Surgery, storage of the tissue and insurance coverage are disadvantages to freezing ovarian tissue.

“It can be costly because you have a surgery to harvest, you have freezing for years if not decades, and then you have surgery to re-insert or auto transplant the tissue,” Bates says. “Insurance covered our past two cases, but it’s very much a case-by-case, company-by-company decision.”

The other drawback is the potential for ma-lignant cancer cells in the harvested ovary. A harvested ovary is tested for cancer prior to freezing. If it’s free of cancer the freezing process can continue. No cases of cancer reoccurrence as a result of ovarian tissue re-implantation have been reported.

Preserving fertility in men
UAB’s fertility preservation program offers sperm-banking for men. Samples can be stored for several years and used for insemination or IVF with intra-cytoplasmic sperm injection.

Semen samples may be frozen prior to the start of chemotherapy or radiation. In some cases, artificial or intrauterine insemination (IUI) may be performed when the couple is ready to pursue fertility.

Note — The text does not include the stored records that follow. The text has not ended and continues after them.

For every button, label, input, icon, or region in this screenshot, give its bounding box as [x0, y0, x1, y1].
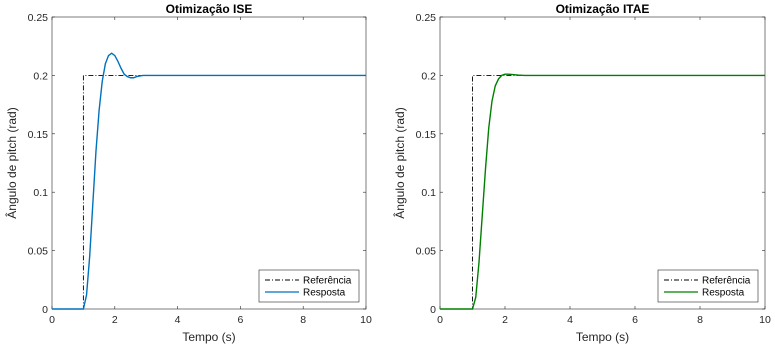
legend-label: Resposta — [702, 288, 745, 299]
legend-box — [657, 269, 759, 303]
x-tick-label: 10 — [360, 314, 372, 326]
x-tick-label: 8 — [697, 314, 703, 326]
chart-title: Otimização ITAE — [556, 2, 650, 16]
legend-label: Resposta — [303, 288, 346, 299]
plot-area — [51, 16, 367, 310]
x-tick-label: 6 — [237, 314, 243, 326]
y-axis-label: Ângulo de pitch (rad) — [4, 107, 19, 218]
x-tick-label: 0 — [49, 314, 55, 326]
x-tick-label: 4 — [175, 314, 181, 326]
chart-panel: 0 2 4 6 8 10 0 0.05 0.1 0.15 0.2 0.25 Otimização ISE… — [4, 2, 372, 344]
y-tick-label: 0.15 — [28, 129, 49, 141]
y-axis-label: Ângulo de pitch (rad) — [392, 107, 407, 218]
chart-panel: 0 2 4 6 8 10 0 0.05 0.1 0.15 0.2 0.25 Otimização ITA… — [392, 2, 771, 344]
y-tick-label: 0.25 — [28, 12, 49, 24]
y-tick-label: 0.25 — [416, 12, 437, 24]
y-tick-label: 0.15 — [416, 129, 437, 141]
y-tick-label: 0.05 — [416, 246, 437, 258]
legend-box — [258, 269, 360, 303]
y-tick-label: 0.1 — [33, 187, 48, 199]
x-tick-label: 8 — [300, 314, 306, 326]
plot-area — [439, 16, 766, 310]
x-axis-label: Tempo (s) — [576, 330, 629, 344]
y-tick-label: 0.05 — [28, 246, 49, 258]
legend-label: Referência — [702, 276, 751, 287]
x-tick-label: 2 — [112, 314, 118, 326]
y-tick-label: 0.2 — [421, 70, 436, 82]
x-axis-label: Tempo (s) — [182, 330, 235, 344]
y-tick-label: 0.2 — [33, 70, 48, 82]
x-tick-label: 0 — [437, 314, 443, 326]
x-tick-label: 4 — [567, 314, 573, 326]
series-line-resposta — [440, 73, 765, 310]
series-line-resposta — [52, 52, 366, 310]
x-tick-label: 2 — [502, 314, 508, 326]
x-tick-label: 6 — [632, 314, 638, 326]
chart-title: Otimização ISE — [166, 2, 253, 16]
x-tick-label: 10 — [759, 314, 771, 326]
y-tick-label: 0 — [42, 304, 48, 316]
legend-label: Referência — [303, 276, 352, 287]
y-tick-label: 0 — [430, 304, 436, 316]
y-tick-label: 0.1 — [421, 187, 436, 199]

In many instances, IVF with injection of the sperm into the egg is required because of low number and poor quality of the sperm.

Help after treatment
Many women and men are able to safely pursue pregnancy after chemotherapy or radiation, and Bates says there is help available at UAB.

“We commonly see patients who have had treatment, and it’s relatively easy to restore normal, healthy hormone levels with supplementation,” Bates says. “We also offer assisted reproduction with donor sperm or egg so those couples can experience a pregnancy and become a parent.”

UAB’s reproductive experts work with a patient’s oncologist to determine fertility potential and treatment options. For men, sperm production and function may take several years to recover. A semen analysis is used to determine the potential for pregnancy, with several options available based on test results. A woman’s fertility potential may be determined with a blood test and ultrasound of the ovaries. The full range of reproductive options then will be reviewed.

“Many patients will in fact have some return of function, and that’s based on a combination of the type of treatment they had, the type of cancer they had and the age they experienced it,” Bates says.